Breathing: I have to be constantly mindful of how I breathe. Fatherhood is like yoga: You have to know how to breathe and stretch properly or you’ll damage yourself.
Curiosity: You have to be open to new experiences. The more curious you are, the more you can teach your child.
Daddy: This is my new name. It is also an on switch. As soon as I hear it, depending on the tone, I immediately know what actions I need to take. (Hard won wisdom.)
Ego: It has no place in parenting. You have to be humble enough to see the lessons as they’re happening.
Friends: You will lose some of them. For whatever reason, some of your closest friends will no longer be in your life. Some think of babies as a kind of social kryptonite.
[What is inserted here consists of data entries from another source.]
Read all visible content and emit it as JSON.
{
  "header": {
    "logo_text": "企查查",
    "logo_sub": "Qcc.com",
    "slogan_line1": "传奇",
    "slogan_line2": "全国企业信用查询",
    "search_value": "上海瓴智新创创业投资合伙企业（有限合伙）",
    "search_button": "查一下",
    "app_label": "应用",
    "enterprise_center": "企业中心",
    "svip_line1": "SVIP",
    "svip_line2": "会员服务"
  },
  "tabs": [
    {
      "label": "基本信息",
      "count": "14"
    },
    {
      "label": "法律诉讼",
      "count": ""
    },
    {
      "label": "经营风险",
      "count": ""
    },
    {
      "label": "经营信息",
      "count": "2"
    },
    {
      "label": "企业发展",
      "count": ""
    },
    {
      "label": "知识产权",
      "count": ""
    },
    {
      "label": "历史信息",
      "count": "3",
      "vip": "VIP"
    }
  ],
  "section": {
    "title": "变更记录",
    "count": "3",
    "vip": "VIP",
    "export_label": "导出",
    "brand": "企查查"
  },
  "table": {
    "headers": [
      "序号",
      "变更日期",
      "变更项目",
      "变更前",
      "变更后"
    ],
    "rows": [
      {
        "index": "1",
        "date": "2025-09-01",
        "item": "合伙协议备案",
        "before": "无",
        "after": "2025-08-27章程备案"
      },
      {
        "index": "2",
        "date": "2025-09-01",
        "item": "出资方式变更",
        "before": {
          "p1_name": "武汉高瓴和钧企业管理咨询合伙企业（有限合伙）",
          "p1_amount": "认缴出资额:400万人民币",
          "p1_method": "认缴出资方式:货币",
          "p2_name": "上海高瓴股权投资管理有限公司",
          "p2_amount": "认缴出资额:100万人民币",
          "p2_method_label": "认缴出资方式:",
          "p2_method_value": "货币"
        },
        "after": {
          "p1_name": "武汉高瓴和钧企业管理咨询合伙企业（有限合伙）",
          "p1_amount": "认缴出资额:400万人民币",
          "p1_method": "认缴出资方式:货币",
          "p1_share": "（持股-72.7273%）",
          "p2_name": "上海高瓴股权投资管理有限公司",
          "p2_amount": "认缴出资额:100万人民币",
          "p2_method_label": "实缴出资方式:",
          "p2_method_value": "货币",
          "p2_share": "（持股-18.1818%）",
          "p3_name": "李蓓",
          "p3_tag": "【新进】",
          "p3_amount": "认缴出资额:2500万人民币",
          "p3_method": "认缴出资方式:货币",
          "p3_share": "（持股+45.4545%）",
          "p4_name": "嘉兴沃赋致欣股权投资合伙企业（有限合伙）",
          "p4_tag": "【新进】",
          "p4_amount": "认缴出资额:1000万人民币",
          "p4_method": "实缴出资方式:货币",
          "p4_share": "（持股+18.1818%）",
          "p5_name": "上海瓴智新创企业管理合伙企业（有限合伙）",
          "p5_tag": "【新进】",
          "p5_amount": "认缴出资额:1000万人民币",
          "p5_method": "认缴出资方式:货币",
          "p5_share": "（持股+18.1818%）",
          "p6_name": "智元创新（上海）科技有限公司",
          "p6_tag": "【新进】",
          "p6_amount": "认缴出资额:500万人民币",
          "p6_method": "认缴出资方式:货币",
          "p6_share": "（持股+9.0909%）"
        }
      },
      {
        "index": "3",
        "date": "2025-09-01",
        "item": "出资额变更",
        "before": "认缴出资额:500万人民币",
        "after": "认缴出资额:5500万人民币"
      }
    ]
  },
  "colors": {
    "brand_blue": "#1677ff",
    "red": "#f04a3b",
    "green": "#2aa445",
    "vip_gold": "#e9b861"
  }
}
Some will lament that they no longer have someone they can party with. Oh, well.
Gibberish: Baby talk is a cancer that needs to be removed from any interactions with your baby. Use real words.
Hero: This is who I am to my daughter. I have to never violate this sacred position in her life.
Ignorance: Admitting that I don’t have all (if any) answers is liberating.
Joy: Few words can capture what it feels like to parent. This is one of them.
Kindness: If you model this, they will learn.
Life: It is as big and grand, or as small and contained, as you make it.
Man: How consistent is your vision of being a man with the values needed to raise a well-adjusted and loved child?
No: Get used to saying it. However, “no” should be used as a boundary, and not as a weapon.
Own: I do not own my child. I am responsible to and for her, but there is no ownership. Too many new parents treat their kids like property, instead of the little people in training they are.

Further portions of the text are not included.